Additionally, the Florida Agency for Health Care Administration’s creation of a webpage stating that Amendment 4 “threatens women’s safety” and its then-secretary Jason Weida’s promotion of it prompted a complaint to the Florida Supreme Court, which ultimately sided with the DeSantis administration because the plaintiff lacked standing to sue.
Aside from the DeSantis administration’s use of state resources against the ballot initiatives last year, state employees in the governor’s office called lobbyists to request donations for a political committee aligned with DeSantis as he and First Lady Casey DeSantis hinted that she was considering a run for governor, according to NBC News.
The Senate version, SB 1760, doesn’t include the provision against state employees’ involvement in campaign activities, and needs to go through one more committee before it could be eligible for a floor vote.
Both bills would require university trustees and members of the Board of Governors that oversees public universities to be U.S. citizens and live in Florida, unless they graduated from a state higher education institution.

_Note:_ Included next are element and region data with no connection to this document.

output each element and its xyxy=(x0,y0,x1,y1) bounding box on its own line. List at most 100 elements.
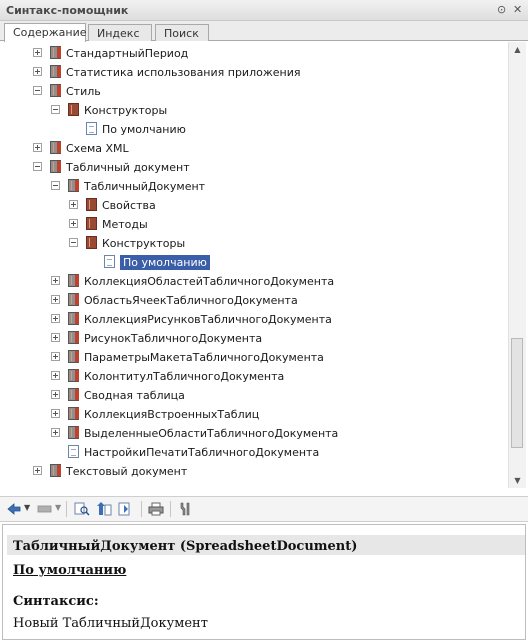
tree-item-label[interactable]: ОбластьЯчеекТабличногоДокумента xyxy=(84,294,298,307)
grey-book-icon xyxy=(50,160,61,173)
expand-icon[interactable] xyxy=(51,276,60,285)
tree-row[interactable]: Методы xyxy=(3,215,503,234)
forward-icon[interactable] xyxy=(37,502,53,516)
collapse-icon[interactable] xyxy=(33,162,42,171)
tree-row[interactable]: СтандартныйПериод xyxy=(3,44,503,63)
window-title: Синтакс-помощник xyxy=(6,4,129,17)
tree-item-label[interactable]: Сводная таблица xyxy=(84,389,185,402)
tree-row[interactable]: Статистика использования приложения xyxy=(3,63,503,82)
expand-icon[interactable] xyxy=(51,314,60,323)
tree-row[interactable]: ТабличныйДокумент xyxy=(3,177,503,196)
tree-row[interactable]: КолонтитулТабличногоДокумента xyxy=(3,367,503,386)
tree-item-label[interactable]: ТабличныйДокумент xyxy=(84,180,205,193)
tree-row[interactable]: По умолчанию xyxy=(3,120,503,139)
tree-item-label[interactable]: КолонтитулТабличногоДокумента xyxy=(84,370,284,383)
tree-item-label[interactable]: Свойства xyxy=(102,199,156,212)
grey-book-icon xyxy=(68,407,79,420)
expand-icon[interactable] xyxy=(69,200,78,209)
tree-row[interactable]: Стиль xyxy=(3,82,503,101)
collapse-icon[interactable] xyxy=(33,86,42,95)
tree-row[interactable]: КоллекцияОбластейТабличногоДокумента xyxy=(3,272,503,291)
book-icon xyxy=(68,103,79,116)
tree-item-label[interactable]: По умолчанию xyxy=(120,255,210,270)
expand-icon[interactable] xyxy=(51,409,60,418)
back-icon[interactable] xyxy=(6,502,22,516)
syntax-text: Новый ТабличныйДокумент xyxy=(13,616,208,631)
close-icon[interactable]: ✕ xyxy=(513,3,522,16)
tree-row[interactable]: ПараметрыМакетаТабличногоДокумента xyxy=(3,348,503,367)
tree-row[interactable]: Табличный документ xyxy=(3,158,503,177)
grey-book-icon xyxy=(50,46,61,59)
tree-row[interactable]: По умолчанию xyxy=(3,253,503,272)
expand-icon[interactable] xyxy=(33,466,42,475)
expand-icon[interactable] xyxy=(51,333,60,342)
settings-icon[interactable] xyxy=(177,502,193,516)
tree-item-label[interactable]: Стиль xyxy=(66,85,101,98)
tree-item-label[interactable]: По умолчанию xyxy=(102,123,186,136)
tree-row[interactable]: ВыделенныеОбластиТабличногоДокумента xyxy=(3,424,503,443)
expand-icon[interactable] xyxy=(51,352,60,361)
tree-row[interactable]: Конструкторы xyxy=(3,234,503,253)
tree-row[interactable]: Текстовый документ xyxy=(3,462,503,481)
back-dropdown-icon[interactable]: ▼ xyxy=(24,503,30,512)
pin-icon[interactable]: ⊙ xyxy=(497,3,506,16)
scroll-up-icon[interactable]: ▲ xyxy=(509,42,526,57)
scroll-thumb[interactable] xyxy=(511,338,523,448)
tree-item-label[interactable]: Конструкторы xyxy=(102,237,185,250)
tree-row[interactable]: РисунокТабличногоДокумента xyxy=(3,329,503,348)
tree-item-label[interactable]: РисунокТабличногоДокумента xyxy=(84,332,262,345)
tab-index[interactable]: Индекс xyxy=(88,24,152,41)
tree-item-label[interactable]: КоллекцияРисунковТабличногоДокумента xyxy=(84,313,332,326)
expand-icon[interactable] xyxy=(69,219,78,228)
tree-item-label[interactable]: СтандартныйПериод xyxy=(66,47,188,60)
tree-row[interactable]: Сводная таблица xyxy=(3,386,503,405)
tab-contents[interactable]: Содержание xyxy=(4,23,87,42)
expand-icon[interactable] xyxy=(33,67,42,76)
tree-row[interactable]: НастройкиПечатиТабличногоДокумента xyxy=(3,443,503,462)
tree-scrollbar[interactable]: ▲ ▼ xyxy=(508,42,526,488)
tree-row[interactable]: ОбластьЯчеекТабличногоДокумента xyxy=(3,291,503,310)
tree-item-label[interactable]: ПараметрыМакетаТабличногоДокумента xyxy=(84,351,324,364)
forward-dropdown-icon[interactable]: ▼ xyxy=(55,503,61,512)
scroll-down-icon[interactable]: ▼ xyxy=(509,473,526,488)
tree-item-label[interactable]: ВыделенныеОбластиТабличногоДокумента xyxy=(84,427,338,440)
contents-tree: СтандартныйПериод Статистика использовани… xyxy=(3,42,508,488)
expand-icon[interactable] xyxy=(33,48,42,57)
grey-book-icon xyxy=(68,369,79,382)
tree-row[interactable]: КоллекцияВстроенныхТаблиц xyxy=(3,405,503,424)
tree-item-label[interactable]: Текстовый документ xyxy=(66,465,187,478)
expand-icon[interactable] xyxy=(51,371,60,380)
page-icon xyxy=(68,445,79,458)
expand-icon[interactable] xyxy=(51,295,60,304)
expand-icon[interactable] xyxy=(33,143,42,152)
collapse-icon[interactable] xyxy=(51,181,60,190)
print-icon[interactable] xyxy=(148,502,164,516)
find-in-tree-icon[interactable] xyxy=(74,502,90,516)
tree-item-label[interactable]: КоллекцияОбластейТабличногоДокумента xyxy=(84,275,334,288)
tree-row[interactable]: Схема XML xyxy=(3,139,503,158)
expand-icon[interactable] xyxy=(51,390,60,399)
toolbar-separator xyxy=(170,501,171,517)
tree-item-label[interactable]: КоллекцияВстроенныхТаблиц xyxy=(84,408,259,421)
tree-row[interactable]: Конструкторы xyxy=(3,101,503,120)
up-icon[interactable] xyxy=(96,502,112,516)
tree-row[interactable]: КоллекцияРисунковТабличногоДокумента xyxy=(3,310,503,329)
book-icon xyxy=(86,217,97,230)
tree-item-label[interactable]: Табличный документ xyxy=(66,161,190,174)
expand-icon[interactable] xyxy=(51,428,60,437)
tab-search[interactable]: Поиск xyxy=(155,24,209,41)
tree-item-label[interactable]: Схема XML xyxy=(66,142,129,155)
page-icon xyxy=(86,122,97,135)
tree-item-label[interactable]: Статистика использования приложения xyxy=(66,66,300,79)
tab-contents-label: Содержание xyxy=(13,26,87,39)
tree-item-label[interactable]: Конструкторы xyxy=(84,104,167,117)
grey-book-icon xyxy=(68,274,79,287)
toolbar-separator xyxy=(66,501,67,517)
tree-row[interactable]: Свойства xyxy=(3,196,503,215)
collapse-icon[interactable] xyxy=(51,105,60,114)
tree-item-label[interactable]: Методы xyxy=(102,218,148,231)
sync-icon[interactable] xyxy=(118,502,134,516)
tree-item-label[interactable]: НастройкиПечатиТабличногоДокумента xyxy=(84,446,319,459)
grey-book-icon xyxy=(68,179,79,192)
collapse-icon[interactable] xyxy=(69,238,78,247)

Mayfield, sponsor of the House bill, won a suit against the Florida Department of State Secretary Cord Byrd, a DeSantis appointee, after Byrd attempted to block Mayfield from appearing on the ballot for a special election in the state Senate district seat she previously held. The Republican representative won the primary for the Brevard County district with 60.81% of the vote on April 1.
The general election is June 10 and Mayfield has resigned from the House effective June 9.